Methods: Over a 1-year period, 151 men and 159 women completed a full set of questionnaires including a self-administered baseline FFQ, three 24-hour diet recalls administered by telephone, and a second FFQ self-administered subsequently. The association between the nutrient estimates derived from the FFQs and the diet recalls was evaluated by calculating deattenuated Pearson's correlation coefficients.
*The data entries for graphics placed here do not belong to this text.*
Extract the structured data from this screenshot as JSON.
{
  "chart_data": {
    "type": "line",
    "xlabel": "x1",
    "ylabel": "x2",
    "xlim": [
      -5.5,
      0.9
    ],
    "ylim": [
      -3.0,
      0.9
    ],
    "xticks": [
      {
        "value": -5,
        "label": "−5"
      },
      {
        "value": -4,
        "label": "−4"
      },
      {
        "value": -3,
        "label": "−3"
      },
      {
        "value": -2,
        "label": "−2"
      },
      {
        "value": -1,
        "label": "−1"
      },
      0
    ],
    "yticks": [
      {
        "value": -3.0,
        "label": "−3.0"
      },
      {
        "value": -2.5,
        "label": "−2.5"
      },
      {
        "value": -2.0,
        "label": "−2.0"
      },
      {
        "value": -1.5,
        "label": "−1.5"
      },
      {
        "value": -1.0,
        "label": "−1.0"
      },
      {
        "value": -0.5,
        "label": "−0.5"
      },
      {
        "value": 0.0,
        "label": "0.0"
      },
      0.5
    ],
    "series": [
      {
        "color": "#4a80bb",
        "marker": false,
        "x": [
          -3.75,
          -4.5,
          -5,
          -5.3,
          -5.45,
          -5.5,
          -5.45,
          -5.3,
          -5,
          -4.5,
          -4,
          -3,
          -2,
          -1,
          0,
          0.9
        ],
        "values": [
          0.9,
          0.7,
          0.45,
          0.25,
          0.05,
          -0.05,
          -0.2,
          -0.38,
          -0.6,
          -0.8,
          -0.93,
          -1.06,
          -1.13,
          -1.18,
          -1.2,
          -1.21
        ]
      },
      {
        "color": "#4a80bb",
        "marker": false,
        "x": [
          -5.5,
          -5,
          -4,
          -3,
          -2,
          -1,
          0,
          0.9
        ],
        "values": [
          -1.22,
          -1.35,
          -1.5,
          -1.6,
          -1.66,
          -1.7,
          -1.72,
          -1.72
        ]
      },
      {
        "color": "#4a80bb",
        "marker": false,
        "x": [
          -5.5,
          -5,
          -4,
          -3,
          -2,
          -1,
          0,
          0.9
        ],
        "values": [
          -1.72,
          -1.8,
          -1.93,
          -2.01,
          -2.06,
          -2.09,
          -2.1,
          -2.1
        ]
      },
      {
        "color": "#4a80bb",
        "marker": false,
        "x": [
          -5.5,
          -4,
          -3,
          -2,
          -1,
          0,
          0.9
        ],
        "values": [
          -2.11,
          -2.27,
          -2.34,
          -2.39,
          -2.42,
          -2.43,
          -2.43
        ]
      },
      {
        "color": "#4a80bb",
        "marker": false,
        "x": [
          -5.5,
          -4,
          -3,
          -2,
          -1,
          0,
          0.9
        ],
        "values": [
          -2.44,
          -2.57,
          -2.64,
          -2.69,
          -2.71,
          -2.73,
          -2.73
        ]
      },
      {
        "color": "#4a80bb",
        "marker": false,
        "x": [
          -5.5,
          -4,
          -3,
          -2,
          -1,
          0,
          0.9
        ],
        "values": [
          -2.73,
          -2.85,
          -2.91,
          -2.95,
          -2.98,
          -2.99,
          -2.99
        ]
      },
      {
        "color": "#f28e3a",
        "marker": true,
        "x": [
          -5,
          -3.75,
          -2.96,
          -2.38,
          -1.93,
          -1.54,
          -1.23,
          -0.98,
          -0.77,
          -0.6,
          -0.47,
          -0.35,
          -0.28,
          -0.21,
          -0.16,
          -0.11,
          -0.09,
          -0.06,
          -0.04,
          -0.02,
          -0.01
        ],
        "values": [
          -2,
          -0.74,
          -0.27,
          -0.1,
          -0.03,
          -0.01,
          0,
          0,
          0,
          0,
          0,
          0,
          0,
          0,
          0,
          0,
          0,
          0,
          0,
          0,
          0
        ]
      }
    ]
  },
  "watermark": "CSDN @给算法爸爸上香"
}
Results: FFQs estimated mean daily nutrient intakes higher than the diet recalls. When the log-transformed and energy-adjusted nutrient intakes from the average of three 24-hour recalls were compared against the baseline FFQ, the following deattenuated correlations were obtained in men and women, respectively: total energy 0.44 and 0.32, total fat 0.64 and 0.68, saturated fat 0.68 and 0.70, dietary fibre 0.65 and 0.44, vitamin E 0.32 and 0.37, vitamin C 0.40 and 0.37, beta-carotene 0.34 and 0.29, alcohol 0.74 and 0.67, caffeine 0.81 and 0.76, with a median correlation of 0.49 and 0.53. Correlations between the second FFQ and diet recalls were similar. The correlations between the two FFQs as a test of reliability had a median value 0.64 for men and 0.63 for women for selected nutrients.
Conclusions: The study suggests that the FFQ method gives acceptable levels of nutrients or food component estimates, as assessed by this calibration study against diet recalls, when limited to energy-adjusted and deattenuated values.